Most churches have long expressed ideals of being reconciled with each other, and in the 20th Century Christian ecumenism advanced in two ways. One way was greater cooperation between groups, such as the Edinburgh Missionary Conference of Protestants in 1910, the Justice, Peace and Creation Commission of the World Council of Churches founded in 1948 by Protestant and Orthodox churches, and similar national councils like the National Council of Churches in Australia which also includes Roman Catholics.
The other way was institutional union with new United and uniting churches. Congregationalist, Methodist, and Presbyterian churches united in 1925 to form the United Church of Canada and in 1977 to form the Uniting Church in Australia. The Church of South India was formed in 1947 by the union of Anglican, Methodist, Congregationalist, Presbyterian, and Reformed churches.
Steps towards union on a global level have also been taken in 1965 by the Catholic and Orthodox churches mutually revoking the excommunications that marked their Great Schism in 1054; the Anglican Roman Catholic International Commission (ARCIC) working towards full communion between those churches since 1970; and the Lutheran and Catholic churches signing The Joint Declaration on the Doctrine of Justification in 1999 to address conflicts at the root of the Protestant Reformation. In 2006 the Methodist church also adopted the declaration,
Christians identify Jesus as God incarnate and the Messiah. The title Messiah comes from the Hebrew word מָשִׁיחַ (māšiáħ) meaning "the anointed one". The Greek translation Χριστός (Christos) is the source of the English word Christ. Christians believe that, as Messiah, Jesus was anointed as ruler and savior of both the Jewish people specifically and of humanity in general, and hold that Jesus coming was the fulfillment of messianic prophecies of the Old Testament. The Christian concept of Messiah differs significantly from the contemporary Jewish concept.
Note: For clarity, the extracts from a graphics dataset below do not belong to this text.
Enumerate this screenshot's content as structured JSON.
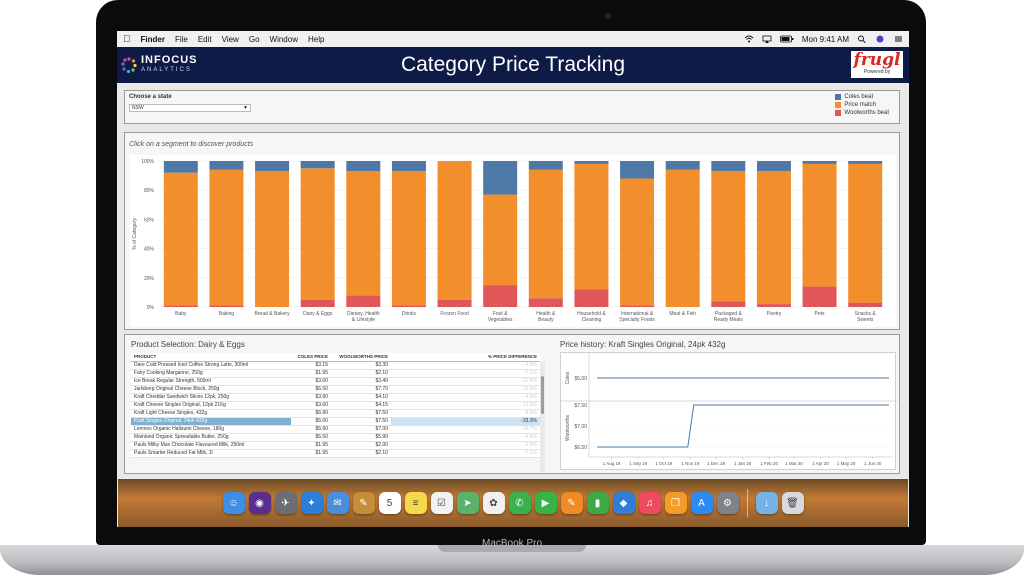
{
  "device": {
    "label": "MacBook Pro"
  },
  "menubar": {
    "app_name": "Finder",
    "items": [
      "File",
      "Edit",
      "View",
      "Go",
      "Window",
      "Help"
    ],
    "clock": "Mon 9:41 AM"
  },
  "header": {
    "brand_main": "INFOCUS",
    "brand_sub": "ANALYTICS",
    "title": "Category Price Tracking",
    "partner_main": "frugl",
    "partner_sub": "Powered by"
  },
  "state_filter": {
    "label": "Choose a state",
    "value": "NSW"
  },
  "legend": {
    "items": [
      {
        "label": "Coles beat",
        "color": "#4e79a7"
      },
      {
        "label": "Price match",
        "color": "#f28e2b"
      },
      {
        "label": "Woolworths beat",
        "color": "#e15759"
      }
    ]
  },
  "chart_hint": "Click on a segment to discover products",
  "chart_data": {
    "type": "bar",
    "stacked": true,
    "ylabel": "% of Category",
    "ylim": [
      0,
      100
    ],
    "yticks": [
      "0%",
      "20%",
      "40%",
      "60%",
      "80%",
      "100%"
    ],
    "categories": [
      "Baby",
      "Baking",
      "Bread & Bakery",
      "Dairy & Eggs",
      "Dietary, Health & Lifestyle",
      "Drinks",
      "Frozen Food",
      "Fruit & Vegetables",
      "Health & Beauty",
      "Household & Cleaning",
      "International & Specialty Foods",
      "Meat & Fish",
      "Packaged & Ready Meals",
      "Pantry",
      "Pets",
      "Snacks & Sweets"
    ],
    "series": [
      {
        "name": "Woolworths beat",
        "color": "#e15759",
        "values": [
          1,
          1,
          0,
          5,
          8,
          1,
          5,
          15,
          6,
          12,
          1,
          0,
          4,
          2,
          14,
          3
        ]
      },
      {
        "name": "Price match",
        "color": "#f28e2b",
        "values": [
          91,
          93,
          93,
          90,
          85,
          92,
          95,
          62,
          88,
          86,
          87,
          94,
          89,
          91,
          84,
          95
        ]
      },
      {
        "name": "Coles beat",
        "color": "#4e79a7",
        "values": [
          8,
          6,
          7,
          5,
          7,
          7,
          0,
          23,
          6,
          2,
          12,
          6,
          7,
          7,
          2,
          2
        ]
      }
    ]
  },
  "product_table": {
    "title": "Product Selection: Dairy & Eggs",
    "columns": [
      "Product",
      "Coles Price",
      "Woolworths Price",
      "% Price Difference"
    ],
    "rows": [
      {
        "product": "Dare Cold Pressed Iced Coffee Strong Latte, 300ml",
        "coles": "$3.15",
        "woolworths": "$3.30",
        "diff": "-4.5%",
        "selected": false
      },
      {
        "product": "Fairy Cooking Margarine, 250g",
        "coles": "$1.95",
        "woolworths": "$2.10",
        "diff": "-7.1%",
        "selected": false
      },
      {
        "product": "Ice Break Regular Strength, 500ml",
        "coles": "$3.00",
        "woolworths": "$3.40",
        "diff": "-11.8%",
        "selected": false
      },
      {
        "product": "Jarlsberg Original Cheese Block, 250g",
        "coles": "$6.50",
        "woolworths": "$7.70",
        "diff": "-15.6%",
        "selected": false
      },
      {
        "product": "Kraft Cheddar Sandwich Slices 12pk, 250g",
        "coles": "$3.90",
        "woolworths": "$4.10",
        "diff": "-4.9%",
        "selected": false
      },
      {
        "product": "Kraft Cheese Singles Original, 12pk 216g",
        "coles": "$3.60",
        "woolworths": "$4.15",
        "diff": "-13.3%",
        "selected": false
      },
      {
        "product": "Kraft Light Cheese Singles, 432g",
        "coles": "$6.90",
        "woolworths": "$7.50",
        "diff": "-8.0%",
        "selected": false
      },
      {
        "product": "Kraft Singles Original, 24pk 432g",
        "coles": "$5.00",
        "woolworths": "$7.50",
        "diff": "-33.3%",
        "selected": true
      },
      {
        "product": "Lemnos Organic Halloumi Cheese, 180g",
        "coles": "$5.90",
        "woolworths": "$7.00",
        "diff": "-15.7%",
        "selected": false
      },
      {
        "product": "Mainland Organic Spreadable Butter, 250g",
        "coles": "$5.50",
        "woolworths": "$5.90",
        "diff": "-6.8%",
        "selected": false
      },
      {
        "product": "Pauls Milky Max Chocolate Flavoured Milk, 250ml",
        "coles": "$1.95",
        "woolworths": "$2.00",
        "diff": "-2.5%",
        "selected": false
      },
      {
        "product": "Pauls Smarter Reduced Fat Milk, 1l",
        "coles": "$1.95",
        "woolworths": "$2.10",
        "diff": "-7.1%",
        "selected": false
      }
    ]
  },
  "price_history": {
    "title": "Price history: Kraft Singles Original, 24pk 432g",
    "x_ticks": [
      "1 Aug 19",
      "1 Sep 19",
      "1 Oct 19",
      "1 Nov 19",
      "1 Dec 19",
      "1 Jan 20",
      "1 Feb 20",
      "1 Mar 20",
      "1 Apr 20",
      "1 May 20",
      "1 Jun 20"
    ],
    "coles": {
      "label": "Coles",
      "y_ticks": [
        "$5.00"
      ],
      "points": [
        [
          "2019-07-15",
          5.0
        ],
        [
          "2020-06-20",
          5.0
        ]
      ]
    },
    "woolworths": {
      "label": "Woolworths",
      "y_ticks": [
        "$7.50",
        "$7.00",
        "$6.50"
      ],
      "points": [
        [
          "2019-07-15",
          6.5
        ],
        [
          "2019-10-29",
          6.5
        ],
        [
          "2019-11-05",
          7.5
        ],
        [
          "2020-06-20",
          7.5
        ]
      ]
    }
  },
  "dock": {
    "apps": [
      {
        "name": "finder-icon",
        "color": "#3d8ee8",
        "glyph": "☺"
      },
      {
        "name": "siri-icon",
        "color": "#5a2d91",
        "glyph": "◉"
      },
      {
        "name": "launchpad-icon",
        "color": "#6b6f75",
        "glyph": "✈"
      },
      {
        "name": "safari-icon",
        "color": "#2b7fd8",
        "glyph": "✦"
      },
      {
        "name": "mail-icon",
        "color": "#4a8ee0",
        "glyph": "✉"
      },
      {
        "name": "notes-app-icon",
        "color": "#c58c3a",
        "glyph": "✎"
      },
      {
        "name": "calendar-icon",
        "color": "#ffffff",
        "glyph": "5"
      },
      {
        "name": "notes-icon",
        "color": "#f6d94a",
        "glyph": "≡"
      },
      {
        "name": "reminders-icon",
        "color": "#f2f2f2",
        "glyph": "☑"
      },
      {
        "name": "maps-icon",
        "color": "#59b36b",
        "glyph": "➤"
      },
      {
        "name": "photos-icon",
        "color": "#f0f0f0",
        "glyph": "✿"
      },
      {
        "name": "messages-icon",
        "color": "#38b24c",
        "glyph": "✆"
      },
      {
        "name": "facetime-icon",
        "color": "#37b449",
        "glyph": "▶"
      },
      {
        "name": "pages-icon",
        "color": "#f08a24",
        "glyph": "✎"
      },
      {
        "name": "numbers-icon",
        "color": "#3cab45",
        "glyph": "▮"
      },
      {
        "name": "keynote-icon",
        "color": "#2f7ed8",
        "glyph": "◆"
      },
      {
        "name": "music-icon",
        "color": "#f04a5f",
        "glyph": "♫"
      },
      {
        "name": "books-icon",
        "color": "#f39c29",
        "glyph": "❐"
      },
      {
        "name": "app-store-icon",
        "color": "#2a8bf2",
        "glyph": "A"
      },
      {
        "name": "system-preferences-icon",
        "color": "#7f8389",
        "glyph": "⚙"
      },
      {
        "name": "downloads-folder-icon",
        "color": "#73b3e8",
        "glyph": "↓"
      },
      {
        "name": "trash-icon",
        "color": "#d7d9dc",
        "glyph": "🗑"
      }
    ]
  }
}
Most Christians believe that Jesus is "true God and true man" (or both fully divine and fully human). Jesus, having become fully human in all respects, including the aspect of mortality, suffered the pains and temptations of mortal man, yet he did not sin. As fully God, he defeated death and rose to life again with the resurrection. According to Christian Scripture, while still a virgin, Mary conceived Jesus not by sexual intercourse, but by the power of the Holy Spirit.
Little of Jesus childhood is recorded in the Gospels compared to his adulthood, especially the week before his death. The Biblical accounts begin with his baptism, and go on to recount miracles (e.g. turning water into wine at a marriage at Cana, exorcisms, healings, &c.), quote his teachings (e.g. the Sermon on the Mount and parables) and narrate his deeds (e.g. calling the Twelve Apostles and sharing hospitality with outcasts and the poor).